On Sunday, my nephew, James, came round and out of the blue started talking about his mum, Millie, how much he hates her, how when he has children she is having nothing to do with them and how she is a complete and utter narcissist. He hit the nail on the head and it’s a nail that has eluded me for my entire life. I’ve never been able to quite figure out how to describe Millie. I knew I always felt shit when around her and knew that my feelings towards her weren’t healthy but I didn’t know why but now I do. Narcissist completely and utterly sums her up perfectly. She is just like Dad. They are emotional vampires and I feel completely drained when I am in their company or when I even think about them.
I did some research into narcissists and realised just how true the statement is and then I started to think about Mum and how her actions were never loving, caring or innocent towards me and I wondered what was going on there. I then discovered a term called Covert Narcissist and realised that summed Mum up completely. So, my entire life I’ve been surrounded and raised by narcissists. Overt in Dad and Millie’s case, covert in Mum’s. I then left home and throughout the years have accepted into my life more and more narcissists. Danny – overt. Greg – covert. Tom – definitely overt and now Gary who is also overt.
And where that leaves me is utterly drained. I feel drained of all life and energy, drained of self-esteem and self-worth and just like I have no life blood left in me much of the time. With Millie home-educating her girls and therefore going to all the same places that I go, and Dad involved in my life more because of the house move and with Gary swinging from pretending to care one minute to narcissistically draining me the next, I’ve reached a stage of lacking energy, motivation and any kind of oomph with life. There is currently no-one in my life paying into my emotional bank account, all everyone is doing is withdrawing.
Today I realised the very subtle ways this takes place and the effect it has. It was Tom that made me see it. Annie had swimming with the home education group and Tom came along too. My brother-in-law, Max, was there and I sat with Pippa, catching up with her. Tom stood up, said he was going to get a drink, asked Max and Pippa if they wanted a drink and totally blanked me as if I wasn’t there. And that’s what they do. Narcissists will act as though you’re unimportant or as if you don’t even exist. This is what my Dad did my entire life; this is what my Mum did for some of my life; it’s what Tom has done for almost all the twelve years I have known him and it’s what Millie has done my whole life too. It’s also what Gary does to me unless he wants me to validate him in some way, usually sexually.
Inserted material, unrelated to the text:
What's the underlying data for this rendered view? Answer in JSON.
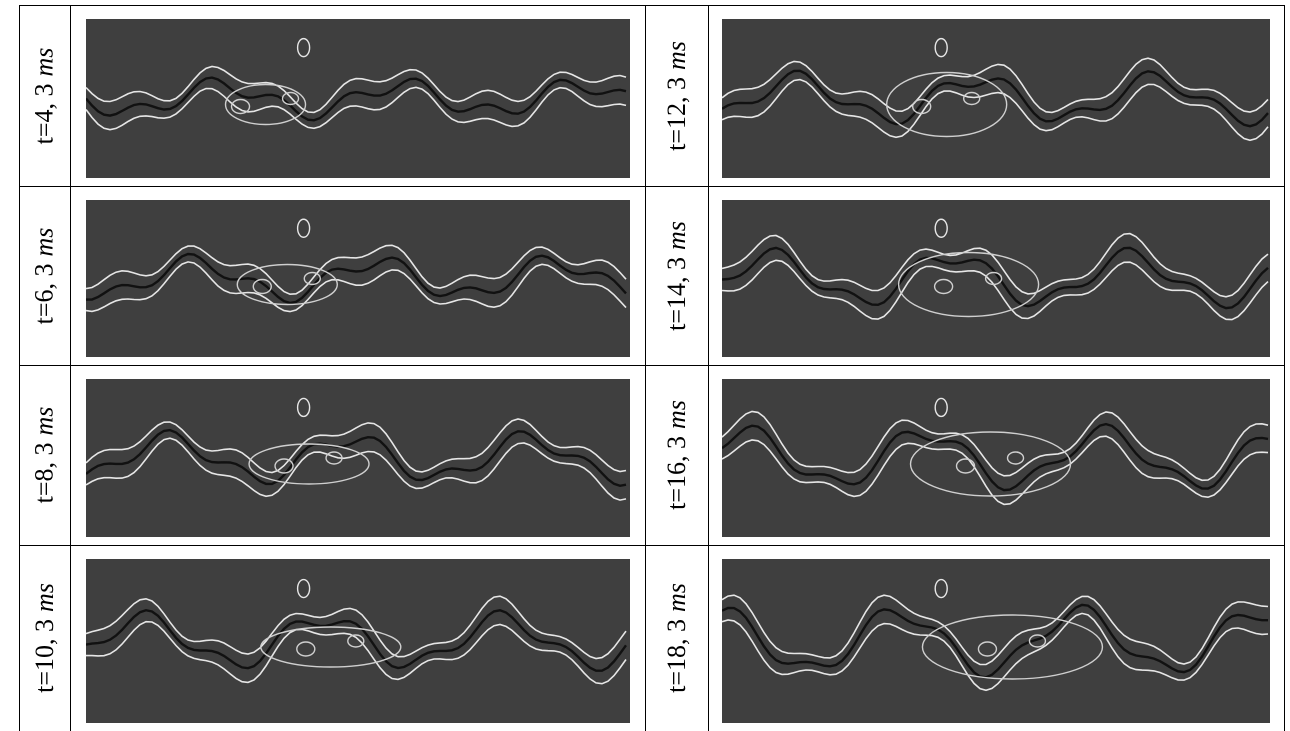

Yesterday, on an educational visit to London, Millie interacted with me the whole time. In fact, at times she clung to me because she doesn’t actually have the confidence to be on her own with people she doesn’t know or to be totally alone. After a whole day of her bothering to speak to me, she then came back into my home with my children, sat on my sofa on her phone and didn’t speak to me again until she left almost an hour later and didn’t even acknowledge Josh, Alice or Katie’s presence. They’re her nieces and nephew and she didn’t once even say hello to them. Even when they came right into the room making noise, singing, messing about and talking, she ignored them. She treated them the same way she’s always treated me; as if they don’t exist. Now, had there been some kind of pay off for speaking to them, I have absolutely no doubt she would have spoken to them but as there was no-one there to impress, she blanked them.
There really is no wonder I feel worthless in so many areas of my life. And the thing is, to rid myself of these feelings I know I have to rid my life of all these people that are doing this to me but what I don’t know, is how. I would have to move right away from the area and never have anything to do with any of them again. No Mum, no Dad, no Millie, no Tom and no Gary.
But I won’t do this for one very important reason. I’m so scared that I will continue to attract narcissists into my life that it’s become a case of ‘better the devil you know’. I think that I’m better off with the narcissists I do know than risking life with ones I don’t, in case they’re worse. Alongside that is the fear that I’m wrong and that it’s all in my head. Having James validate what I’ve felt all my life was great but now, two days later, the doubts are back and I’m scared that it is just me being over-sensitive and that I’m the one with the problem, not them. I suppose the worst thing about a lifetime surrounded my vampires is that they drain you of all self-trust and self-belief and leave you uncertain of anything, including your own truth.